MSCI's broadest index of Asia-Pacific shares outside Japan <.MIAPJ0000PUS> on Monday closed near the three-year low hit two weeks ago. In Japan, stock futures suggest Japan's Nikkei (.N225) is likely to post slim gains.
Chinese shares (.SSEC) fell on Monday after a long weekend with tighter futures trading rules and supportive comments by China's central bank governor failing to stem selling pressure.
Also highlighting the sheer size of Beijing's market intervention to halt a slide in the yuan, China's foreign exchange reserves posted their biggest monthly fall on record, $94 billion, in August, data showed on Monday.
"The fall was larger than market expectations... Coupled with other data, it shows that the Chinese authorities have been intervening to support the yuan as capital outflow continues," said Shin Kadota, chief FX strategist at Barclays in Tokyo.
Tuesday will see China's trade data, which is expected to show slowdown in both imports and exports.

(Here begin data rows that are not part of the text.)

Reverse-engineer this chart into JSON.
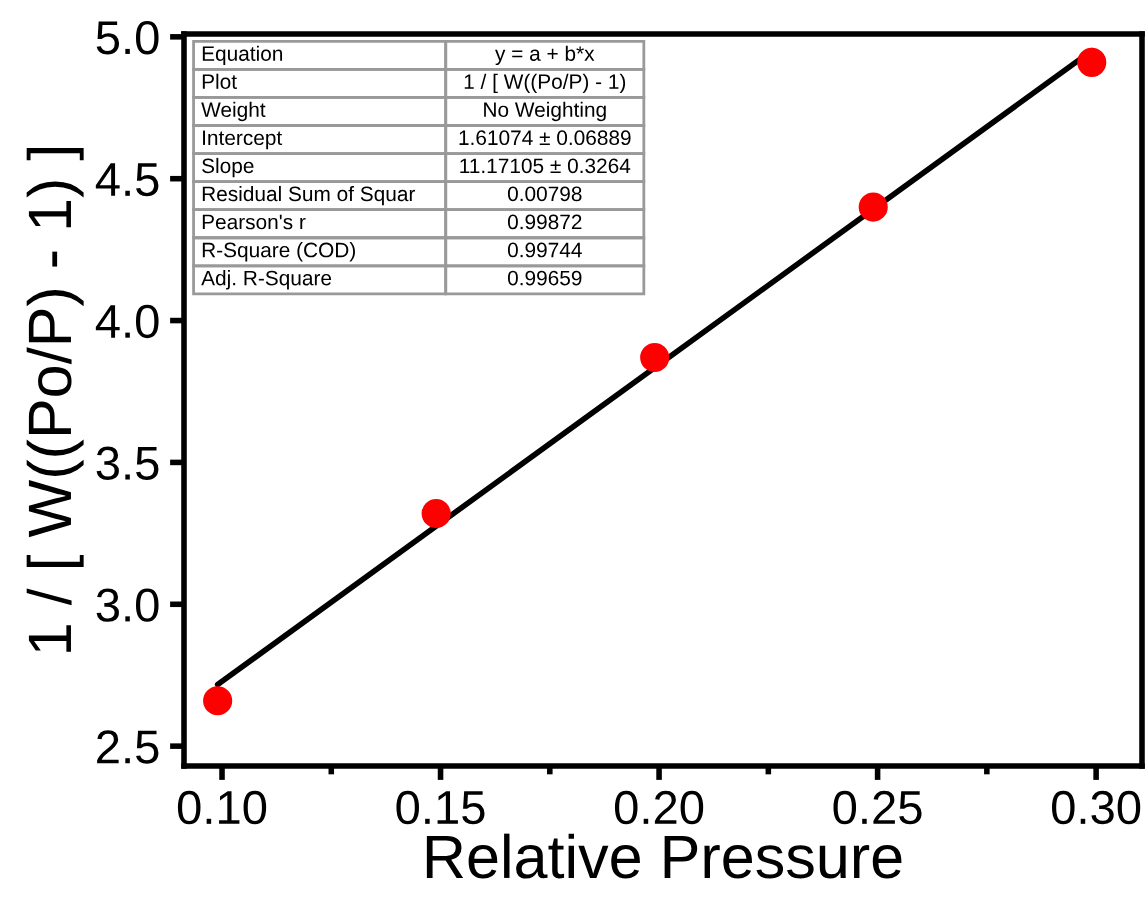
{
  "chart_data": {
    "type": "scatter",
    "xlabel": "Relative Pressure",
    "ylabel": "1 / [ W((Po/P) - 1) ]",
    "x": [
      0.099,
      0.149,
      0.199,
      0.249,
      0.299
    ],
    "series": [
      {
        "color": "#ff0000",
        "marker": "circle",
        "values": [
          2.66,
          3.32,
          3.87,
          4.4,
          4.91
        ]
      },
      {
        "type": "line",
        "color": "#000000",
        "marker": "none",
        "line_style": "solid",
        "x": [
          0.099,
          0.299
        ],
        "values": [
          2.717,
          4.951
        ]
      }
    ],
    "xlim": [
      0.0913,
      0.3105
    ],
    "ylim": [
      2.43,
      5.01
    ],
    "xticks": [
      {
        "value": 0.1,
        "label": "0.10"
      },
      {
        "value": 0.125,
        "label": null
      },
      0.15,
      {
        "value": 0.175,
        "label": null
      },
      {
        "value": 0.2,
        "label": "0.20"
      },
      {
        "value": 0.225,
        "label": null
      },
      0.25,
      {
        "value": 0.275,
        "label": null
      },
      {
        "value": 0.3,
        "label": "0.30"
      }
    ],
    "yticks": [
      2.5,
      {
        "value": 3,
        "label": "3.0"
      },
      3.5,
      {
        "value": 4,
        "label": "4.0"
      },
      4.5,
      {
        "value": 5,
        "label": "5.0"
      }
    ],
    "grid": false,
    "legend": false,
    "annotations": [
      "Equation",
      "y = a + b*x",
      "Plot",
      "1 / [ W((Po/P) - 1)",
      "Weight",
      "No Weighting",
      "Intercept",
      "1.61074 ± 0.06889",
      "Slope",
      "11.17105 ± 0.3264",
      "Residual Sum of Squar",
      "0.00798",
      "Pearson's r",
      "0.99872",
      "R-Square (COD)",
      "0.99744",
      "Adj. R-Square",
      "0.99659"
    ]
  }
}
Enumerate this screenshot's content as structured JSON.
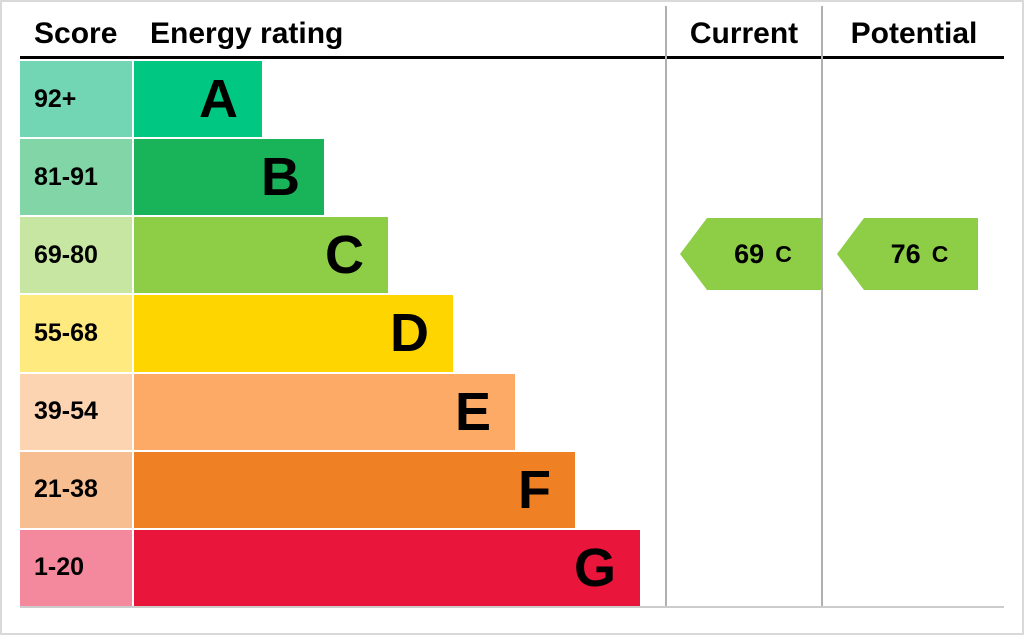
{
  "header": {
    "score": "Score",
    "energy_rating": "Energy rating",
    "current": "Current",
    "potential": "Potential"
  },
  "bands": [
    {
      "score": "92+",
      "letter": "A",
      "color": "#00c781",
      "score_bg": "#72d6b5"
    },
    {
      "score": "81-91",
      "letter": "B",
      "color": "#19b459",
      "score_bg": "#82d5a6"
    },
    {
      "score": "69-80",
      "letter": "C",
      "color": "#8dce46",
      "score_bg": "#c6e6a2"
    },
    {
      "score": "55-68",
      "letter": "D",
      "color": "#ffd500",
      "score_bg": "#ffea80"
    },
    {
      "score": "39-54",
      "letter": "E",
      "color": "#fcaa65",
      "score_bg": "#fdd4b2"
    },
    {
      "score": "21-38",
      "letter": "F",
      "color": "#ef8023",
      "score_bg": "#f7bf91"
    },
    {
      "score": "1-20",
      "letter": "G",
      "color": "#e9153b",
      "score_bg": "#f4899d"
    }
  ],
  "current": {
    "value": "69",
    "band": "C",
    "color": "#8dce46"
  },
  "potential": {
    "value": "76",
    "band": "C",
    "color": "#8dce46"
  },
  "chart_data": {
    "type": "bar",
    "title": "Energy rating",
    "categories": [
      "A",
      "B",
      "C",
      "D",
      "E",
      "F",
      "G"
    ],
    "score_ranges": [
      "92+",
      "81-91",
      "69-80",
      "55-68",
      "39-54",
      "21-38",
      "1-20"
    ],
    "bar_colors": [
      "#00c781",
      "#19b459",
      "#8dce46",
      "#ffd500",
      "#fcaa65",
      "#ef8023",
      "#e9153b"
    ],
    "columns": [
      "Score",
      "Energy rating",
      "Current",
      "Potential"
    ],
    "current": {
      "score": 69,
      "band": "C"
    },
    "potential": {
      "score": 76,
      "band": "C"
    },
    "legend_position": "none",
    "grid": false
  }
}
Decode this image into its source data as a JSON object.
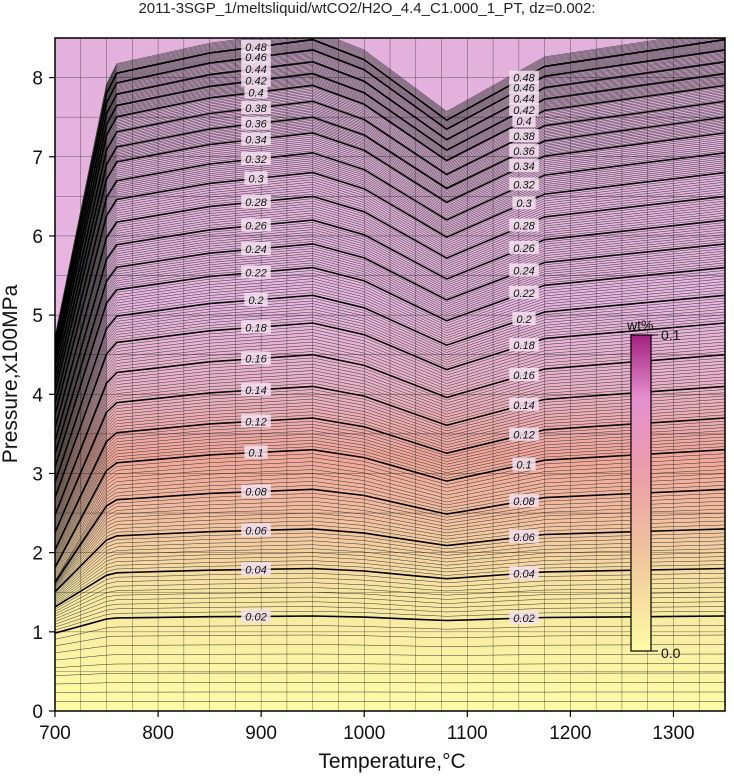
{
  "title": "2011-3SGP_1/meltsliquid/wtCO2/H2O_4.4_C1.000_1_PT, dz=0.002:",
  "colors": {
    "low": "#fdfca6",
    "mid": "#f2a79a",
    "high": "#e8b6e0",
    "contour_major": "#000000",
    "contour_minor": "#333333"
  },
  "chart_data": {
    "type": "contour",
    "xlabel": "Temperature,°C",
    "ylabel": "Pressure,x100MPa",
    "xlim": [
      700,
      1350
    ],
    "ylim": [
      0,
      8.5
    ],
    "xticks": [
      700,
      800,
      900,
      1000,
      1100,
      1200,
      1300
    ],
    "yticks": [
      0,
      1,
      2,
      3,
      4,
      5,
      6,
      7,
      8
    ],
    "grid": true,
    "contour_step": 0.002,
    "major_contour_step": 0.02,
    "major_levels": [
      0.02,
      0.04,
      0.06,
      0.08,
      0.1,
      0.12,
      0.14,
      0.16,
      0.18,
      0.2,
      0.22,
      0.24,
      0.26,
      0.28,
      0.3,
      0.32,
      0.34,
      0.36,
      0.38,
      0.4,
      0.42,
      0.44,
      0.46,
      0.48
    ],
    "level_pressure_at_1350C": {
      "levels": [
        0.02,
        0.04,
        0.06,
        0.08,
        0.1,
        0.12,
        0.14,
        0.16,
        0.18,
        0.2,
        0.22,
        0.24,
        0.26,
        0.28,
        0.3,
        0.32,
        0.34,
        0.36,
        0.38,
        0.4,
        0.42,
        0.44,
        0.46,
        0.48
      ],
      "pressure": [
        1.2,
        1.8,
        2.3,
        2.8,
        3.3,
        3.7,
        4.1,
        4.5,
        4.9,
        5.25,
        5.6,
        5.9,
        6.2,
        6.5,
        6.8,
        7.05,
        7.3,
        7.5,
        7.7,
        7.9,
        8.05,
        8.2,
        8.35,
        8.48
      ]
    },
    "colorbar": {
      "label": "wt%",
      "min_label": "0.0",
      "max_label": "0.1",
      "range": [
        0.0,
        0.1
      ]
    }
  }
}
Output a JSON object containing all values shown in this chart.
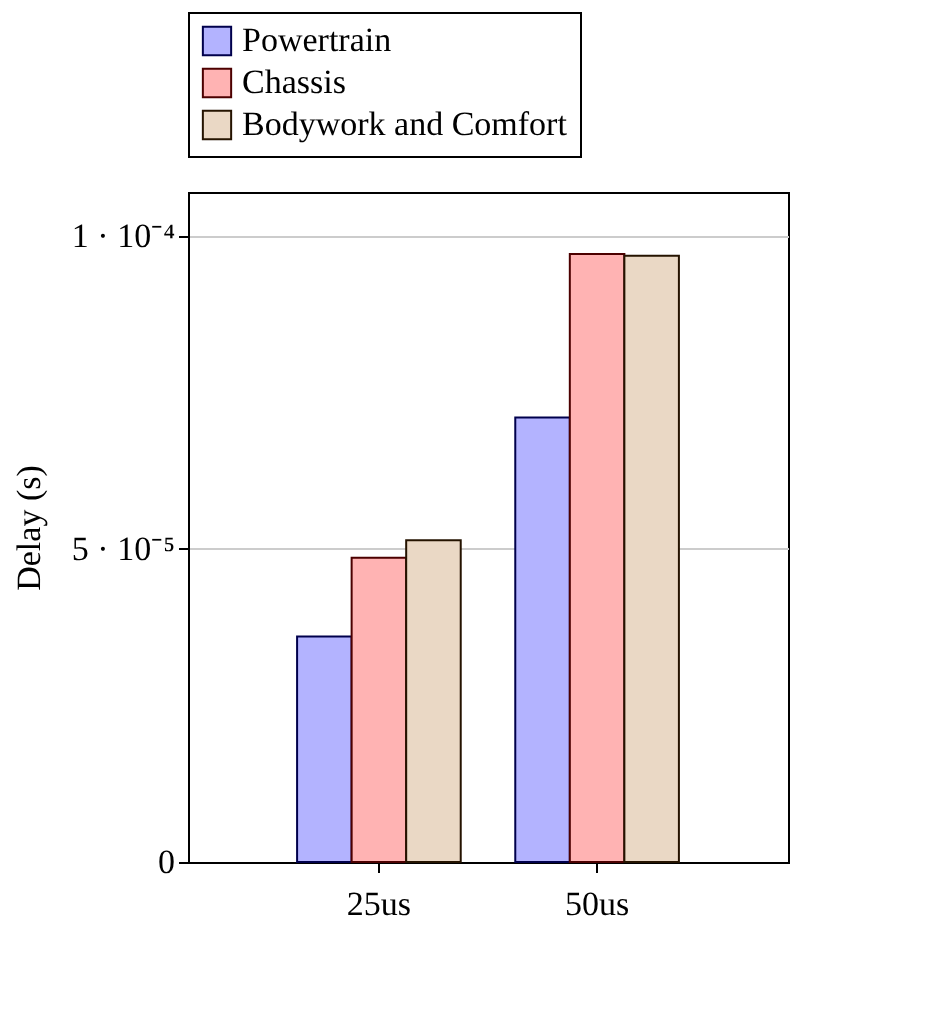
{
  "chart_data": {
    "type": "bar",
    "ylabel": "Delay (s)",
    "categories": [
      "25us",
      "50us"
    ],
    "series": [
      {
        "name": "Powertrain",
        "color": "#b3b3ff",
        "values": [
          3.6e-05,
          7.1e-05
        ]
      },
      {
        "name": "Chassis",
        "color": "#ffb3b3",
        "values": [
          4.86e-05,
          9.71e-05
        ]
      },
      {
        "name": "Bodywork and Comfort",
        "color": "#ead8c5",
        "values": [
          5.14e-05,
          9.68e-05
        ]
      }
    ],
    "ylim": [
      0,
      0.000107
    ],
    "yticks": [
      0,
      {
        "value": 5e-05,
        "label": "5 · 10⁻⁵"
      },
      {
        "value": 0.0001,
        "label": "1 · 10⁻⁴"
      }
    ],
    "grid": "y",
    "legend": "top"
  }
}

Many Asian and emerging economy currencies faced pressure also as Friday's U.S. employment data did not erase the possibility that the U.S. Federal Reserve will raise interest rates later this year.
Malaysia's ringgit (MYR=) plumbed 17-year low and even the South Korean won (KRW=KFTC) weakened to four-year lows.
With U.S. financial markets shut for holiday on Monday, the dollar moved little against major currencies.
The dollar index stood at 96.166 (=USD), little changed from late last week.
Oil prices fell more than 3 percent on Monday, as fall in Chinese share prices and record North Sea crude production data that added to global supply concerns.
Brent crude futures (LCOc1) fell 3.7 percent to $47.76 per barrel, falling below the 50 percent retracement of their rally late August to $54.32 from 1/2-year low of $42.23.